Nefesimi sertçe dışarı üflerken merak çöreklenmişti hemen yanı başıma. Kaldırımın ortasında dikilmeye bir son verip yavaş adımlarla ilerlemeye başladım. Acaba bana ne söyleyecek, neden dershaneye kadar gelecekti?

+++

''Katre? '' Öpülesi dudaklarından dökülen adım kalbimin özgürlüğünü ilan etmesine zemin hazırlıyordu. Güçlükle ciğerlerimi doldururken usulca geriye doğru döndüm.

''Efendim?''

''N' aber?'' Fazlasıyla keyifliydi.

''İyi, senden?'' Bense olabildiğine heyecanlı...

''Sana bağlı.''

''Hı?'' dedim bir anlık şaşkınlıkla.

''Yarın doğum günüm gelirsin değil mi ?'' Salak mısın sen ya neden gelmeyeyim ki?

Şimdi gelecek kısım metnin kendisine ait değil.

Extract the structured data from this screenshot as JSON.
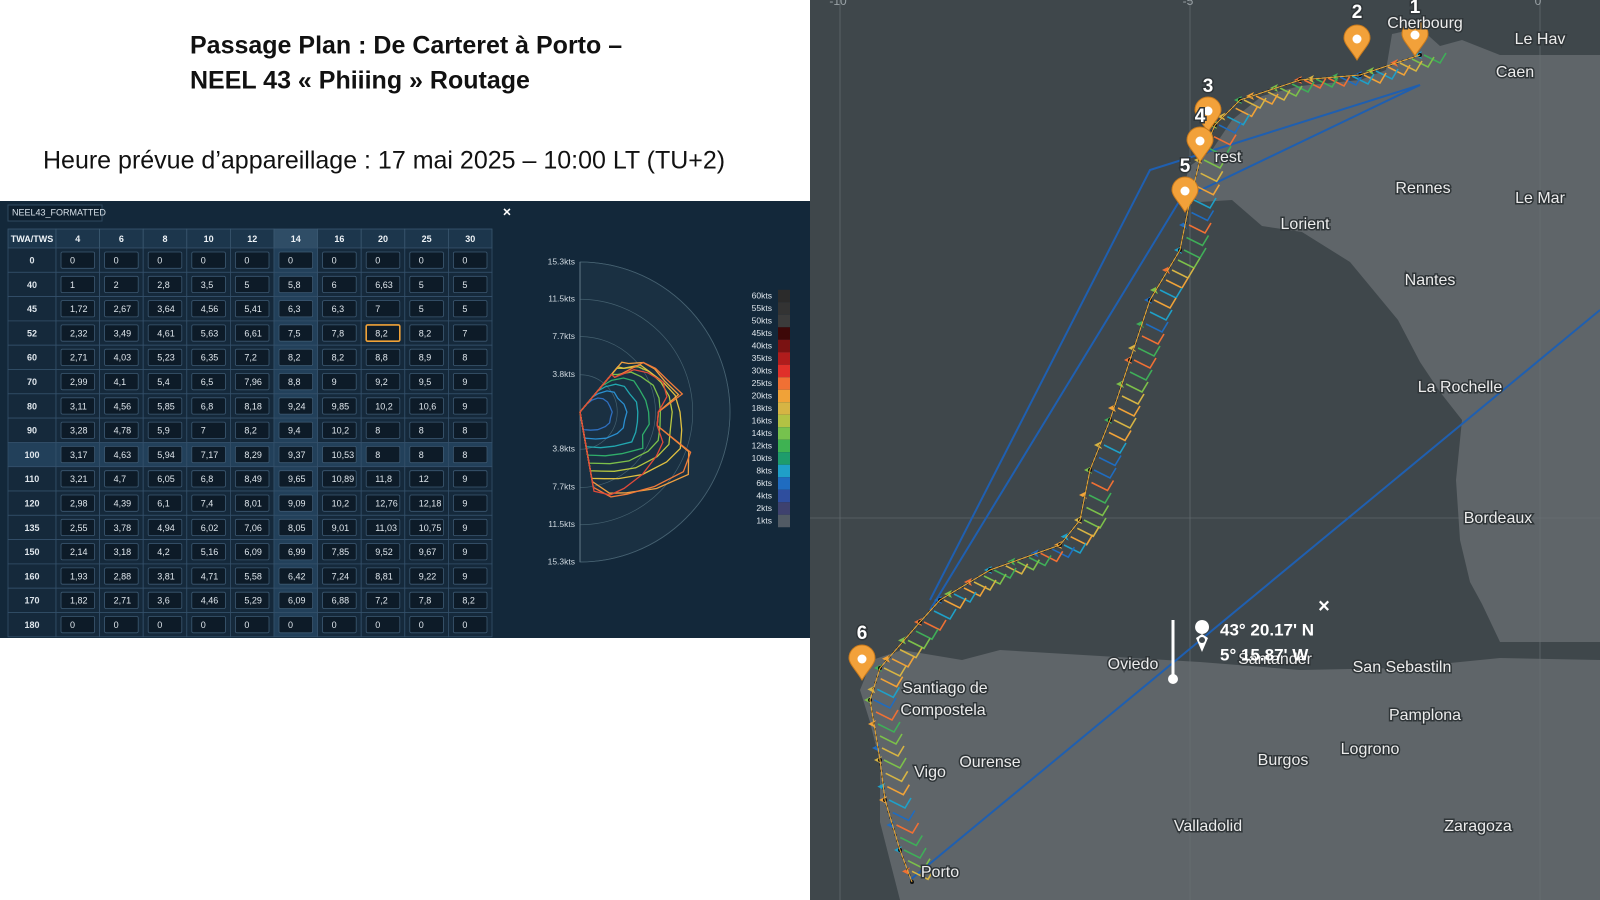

''Katre?'' dedi bir süre sonra elini gözlerimin önünde sallarken. Benden olumlu bir cevap bekleyen umut dolu gözlerinde kaybolmaktan cevap verememiştim haliyle.

''Ha?'' Sanki dünyada söyleyecek sözcük kalmamış gibi anlamsız bir kelime döküldü dudaklarımdan. Saçlarımı kulağımın arkasına atarken utanç denizinde boğuluyordum.

''Yarın diyorum, doğum günüm. '' Bakışlarımı çevrede dolaştırmaktan vazgeçip yüzüne çevirirken sol elini ensesine attı. '' Ah her neyse!'' İçime çöreklenen hüzün kendimden nefret etmem için yeterli bir nedendi. Hiç olmazsa kafanı salla değil mi? Gözlerine mal gibi bakıp susmakta neyin nesi? Vazgeçerdi tabii adam!

''Yarın saat birde hazır ol! Gelir seni evinizden alırım.'' İçsel tartışmamı yarıda kestiği gibi dünyayla bağlantımı da sekteye uğratmıştı. Vazgeçmemişti! Kayıp balık Nemo kopyasına dönüşürken ardına bile bakmadan hızla arabasına binip gitti.

Birkaç dakika öylece baktım arkasından. Gözden kaybolsa da gözlerim hâlâ gittiği yöndeydi. Dilimle kuruyan dudaklarımı ıslattım. Gülümsemem mutlulukla sırtını yüzüme yasladı. Doğum gününe davet edildiğim yetmezmiş gibi birde gelip beni evimden alacaktı.

Hayal gibi yahu!

Zihnime bomba gibi düşen sorular gözlerimin kocaman açılmasına neden oldu. Ben ona ne hediye alacaktım? Tartışmasız en önemlisi ne giyecektim?

+++

''Tren konusunda ısrarcıyım.'' Elimdeki saati yerine bırakıp başka birine uzanmadan önce Nehir'e hoşnutsuz bir bıkkınlıkla baktım.

''Öküz saatten ne anlar Allah aşkına!'' Bakışlarım çenesini durdurmaya yetmiyordu ne yazık ki. Seslice nefesimi koy verdim.

''Madem fikirlerim dinlenmiyor neden buradayım Safsalcığım?'' Gözlerimi yumup derin bir nefes hediye ettim ciğerlerime. Sakin olmaya özen göstererek ondan tarafa döndüm.